Am 24. August ab 22.00 Uhr in ORF 2, danach: „WELTjournal +: Mariupol – Tagebuch aus der Hölle“

Wien (OTS) Vor genau sechs Monaten begann der Angriffskrieg Russlands gegen die Ukraine. ORF 2 widmet sich am Mittwoch, dem 24. August 2022, ab 22.00 Uhr in ORF 2 mit einer verlängerten „ZIB 2“, dem „WELTjournal: Ukraine – Die Wahrheit unter Trümmern“ um 22.50 Uhr und der „WELTjournal +“-Reportage „Mariupol – Tagebuch aus der Hölle“ (23.25 Uhr) dem Krieg in Europa.

„ZIB 2“

Zusätzlich zu den tagesaktuellen Ereignissen zeigt die von Armin Wolf präsentierte „ZIB 2“ einen ausführlichen Rückblick auf die Kriegsgeschehnisse – mit militärischem Lagebericht durch Brigadier Philipp Eder vom Österreichischen Bundesheer und wirtschaftlicher Einschätzung vor allem zu den Sanktionen mit Mario Holzner vom Wiener Institut für Internationale Wirtschaftsvergleiche. Weiters steht eine Schaltung in die Ukraine zu Blogger Denis Trubetskoy auf dem Programm, der in sozialen Medien über die Kriegsgeschehnisse berichtet hat. Außerdem zu sehen: ein Bericht über die internationalen Ermittlerinnen und Ermittler, die in den Kriegsgebieten unterwegs sind, um Beweise zu Kriegsverbrechen zu sammeln, und eine ausführliche Reportage über das Schicksal von Geflüchteten.

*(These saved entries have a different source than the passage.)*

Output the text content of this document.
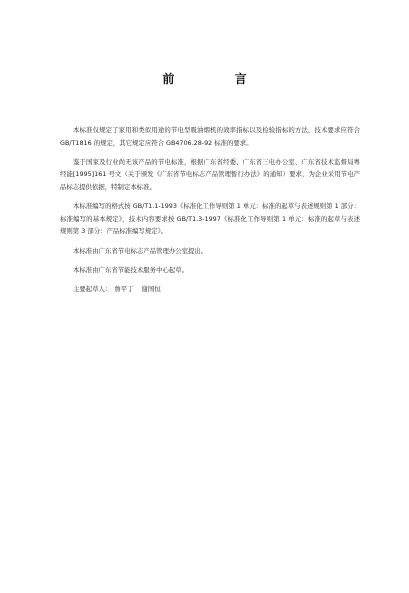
前 言

本标准仅规定了家用和类似用途的节电型吸油烟机的效率指标以及检验指标的方法，技术要求应符合 GB/T1816 的规定，其它规定应符合 GB4706.28-92 标准的要求。

鉴于国家及行业尚无该产品的节电标准，根据广东省经委、广东省三电办公室、广东省技术监督局粤经能[1995]161 号文（关于颁发《广东省节电标志产品管理暂行办法》的通知）要求，为企业采用节电产品标志提供依据，特制定本标准。

本标准编写的格式按 GB/T1.1-1993《标准化工作导则第 1 单元：标准的起草与表述规则第 1 部分：标准编写的基本规定》，技术内容要求按 GB/T1.3-1997《标准化工作导则第 1 单元：标准的起草与表述规则第 3 部分：产品标准编写规定》。

本标准由广东省节电标志产品管理办公室提出。

本标准由广东省节能技术服务中心起草。

主要起草人： 詹平丁 谢国恒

Die „ZIB 2“ porträtiert in einem berührenden Beitrag sowohl Menschen, die innerhalb der Ukraine geflüchtet sind, als auch Personen, die nach Österreich gekommen sind. Eine aktuelle politischen Einordnung gibt Russland/Ukraine-Expertin Margarete Klein von der Stiftung Wissenschaft und Politik in Berlin.

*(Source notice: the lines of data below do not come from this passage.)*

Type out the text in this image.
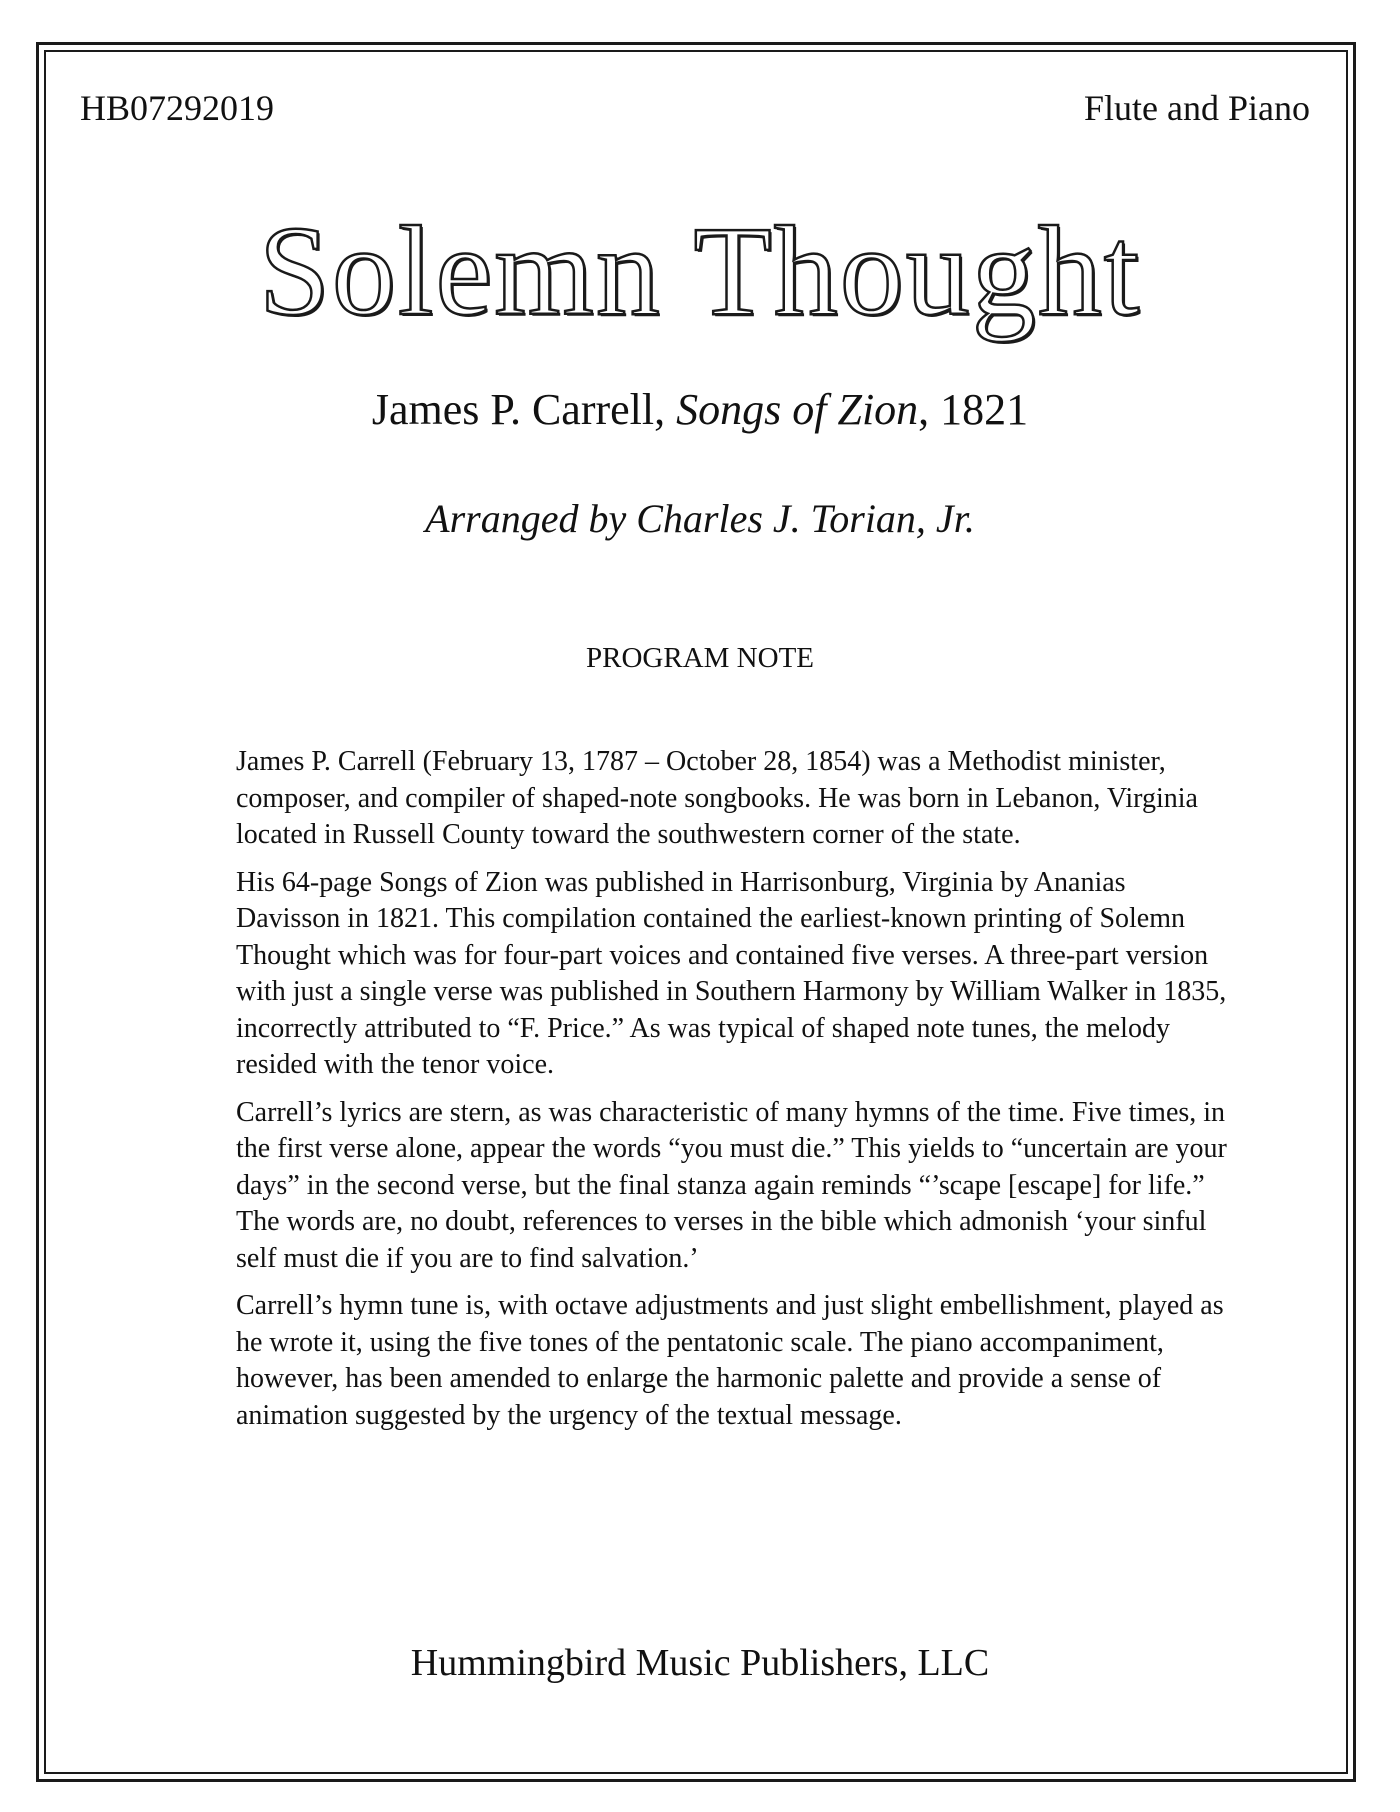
HB07292019	Flute and Piano

Solemn Thought

James P. Carrell, Songs of Zion, 1821

Arranged by Charles J. Torian, Jr.

PROGRAM NOTE

James P. Carrell (February 13, 1787 – October 28, 1854) was a Methodist minister, composer, and compiler of shaped-note songbooks. He was born in Lebanon, Virginia located in Russell County toward the southwestern corner of the state.

His 64-page Songs of Zion was published in Harrisonburg, Virginia by Ananias Davisson in 1821. This compilation contained the earliest-known printing of Solemn Thought which was for four-part voices and contained five verses. A three-part version with just a single verse was published in Southern Harmony by William Walker in 1835, incorrectly attributed to “F. Price.” As was typical of shaped note tunes, the melody resided with the tenor voice.

Carrell’s lyrics are stern, as was characteristic of many hymns of the time. Five times, in the first verse alone, appear the words “you must die.” This yields to “uncertain are your days” in the second verse, but the final stanza again reminds “’scape [escape] for life.” The words are, no doubt, references to verses in the bible which admonish ‘your sinful self must die if you are to find salvation.’

Carrell’s hymn tune is, with octave adjustments and just slight embellishment, played as he wrote it, using the five tones of the pentatonic scale. The piano accompaniment, however, has been amended to enlarge the harmonic palette and provide a sense of animation suggested by the urgency of the textual message.

Hummingbird Music Publishers, LLC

WELTjournal: „Ukraine – Die Wahrheit unter den Trümmern“

Seit sechs Monaten produziert der Krieg Tag für Tag neue Grausamkeiten auch an der Zivilbevölkerung: Menschen werden getötet oder verschleppt, Wohnhäuser, Einkaufszentren und Bahnhöfe zerbombt, Vergewaltigung und Folter als Kriegsmittel eingesetzt. Fotos, Videos und Aussagen von Augenzeuginnen und Augenzeugen sowie Betroffenen zu mutmaßlichen Kriegsverbrechen werden über soziale Medien im Internet geteilt. Kaum ein Krieg ist so gut dokumentiert wie dieser. Die ukrainische Justiz ermittelt bereits in mehr als 20.000 Fällen. Zugleich arbeiten Hunderte Freiwillige, Menschenrechtsaktivistinnen und -aktivsten, internationale Ermittlerteams und lokale Behörden seit den ersten Tagen des Kriegs an dessen Aufarbeitung. Doch Kriegsverbrechen aufzuklären, Täter ausfindig zu machen und vor Gericht zu bringen, ist ein langer und zäher Prozess.

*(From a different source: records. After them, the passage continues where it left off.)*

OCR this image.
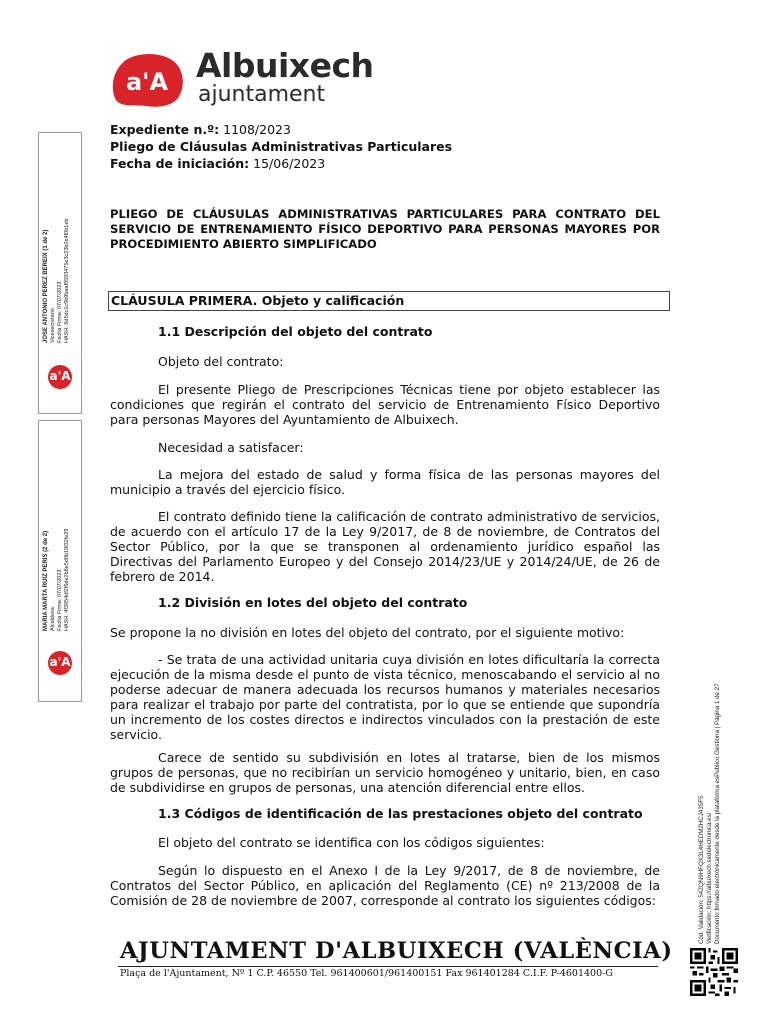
a'A Albuixech
ajuntament
Expediente n.º: 1108/2023
Pliego de Cláusulas Administrativas Particulares
Fecha de iniciación: 15/06/2023
PLIEGO DE CLÁUSULAS ADMINISTRATIVAS PARTICULARES PARA CONTRATO DEL SERVICIO DE ENTRENAMIENTO FÍSICO DEPORTIVO PARA PERSONAS MAYORES POR PROCEDIMIENTO ABIERTO SIMPLIFICADO
CLÁUSULA PRIMERA. Objeto y calificación
1.1 Descripción del objeto del contrato
Objeto del contrato:
El presente Pliego de Prescripciones Técnicas tiene por objeto establecer las condiciones que regirán el contrato del servicio de Entrenamiento Físico Deportivo para personas Mayores del Ayuntamiento de Albuixech.
Necesidad a satisfacer:
La mejora del estado de salud y forma física de las personas mayores del municipio a través del ejercicio físico.
El contrato definido tiene la calificación de contrato administrativo de servicios, de acuerdo con el artículo 17 de la Ley 9/2017, de 8 de noviembre, de Contratos del Sector Público, por la que se transponen al ordenamiento jurídico español las Directivas del Parlamento Europeo y del Consejo 2014/23/UE y 2014/24/UE, de 26 de febrero de 2014.
1.2 División en lotes del objeto del contrato
Se propone la no división en lotes del objeto del contrato, por el siguiente motivo:
- Se trata de una actividad unitaria cuya división en lotes dificultaría la correcta ejecución de la misma desde el punto de vista técnico, menoscabando el servicio al no poderse adecuar de manera adecuada los recursos humanos y materiales necesarios para realizar el trabajo por parte del contratista, por lo que se entiende que supondría un incremento de los costes directos e indirectos vinculados con la prestación de este servicio.
Carece de sentido su subdivisión en lotes al tratarse, bien de los mismos grupos de personas, que no recibirían un servicio homogéneo y unitario, bien, en caso de subdividirse en grupos de personas, una atención diferencial entre ellos.
1.3 Códigos de identificación de las prestaciones objeto del contrato
El objeto del contrato se identifica con los códigos siguientes:
Según lo dispuesto en el Anexo I de la Ley 9/2017, de 8 de noviembre, de Contratos del Sector Público, en aplicación del Reglamento (CE) nº 213/2008 de la Comisión de 28 de noviembre de 2007, corresponde al contrato los siguientes códigos:
JOSE ANTONIO PEREZ BEREIX (1 de 2) Vicesecretario Fecha Firma: 07/07/2023 HASH: 6d5dc1c9b9baaf9593475e3c23b2e4f0b1eb
a'A
MARIA MARTA RUIZ PERIS (2 de 2) Alcaldesa Fecha Firma: 07/07/2023 HASH: 4f3954df2f6de2b8e5d0b18f32fe29
a'A
Cód. Validación: 54ZQN9HFQX3L4HEDM2HCJ435F5 Verificación: https://albuixech.sedelectronica.es/ Documento firmado electrónicamente desde la plataforma esPublico Gestiona | Página 1 de 27
AJUNTAMENT D'ALBUIXECH (VALÈNCIA)
Plaça de l'Ajuntament, Nº 1 C.P. 46550 Tel. 961400601/961400151 Fax 961401284 C.I.F. P-4601400-G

„WELTjournal“-Reporterin Vanessa Böttcher hat sich die Ermittlungen vor Ort angesehen. Sie ist in die Vororte Kiews – nach Bucha, Irpin, Borodjanka und Motyzhyn – gereist, um sich dort auf Spurensuche zu begeben. Für ihre Reportage trifft sie Ermittlelnde der Generalstaatsanwaltschaft, Gerichtsmediziner, begleitet Aktivistinnen und Aktivisten zu den Schauplätzen der Kriegsverbrechen und spricht mit Augenzeugen und Betroffenen über das, was in den ersten Wochen des Kriegs rund um die Hauptstadt Kiew passiert ist.

WELTjournal +: „Mariupol – Tagebuch aus der Hölle“

Im „WELTjournal +“ zeichnen die ersten Einwohner/innen, die aus Mariupol fliehen konnten, die Tage und Wochen in der eingekesselten und fast komplett zerstörten Stadt nach. Zu Wort kommen Überlende der Bombardierung des Theaters, Zeuginnen und Zeugen der zerstörten Geburtsklinik sowie Menschen, deren Angehörige nach Russland deportiert wurden.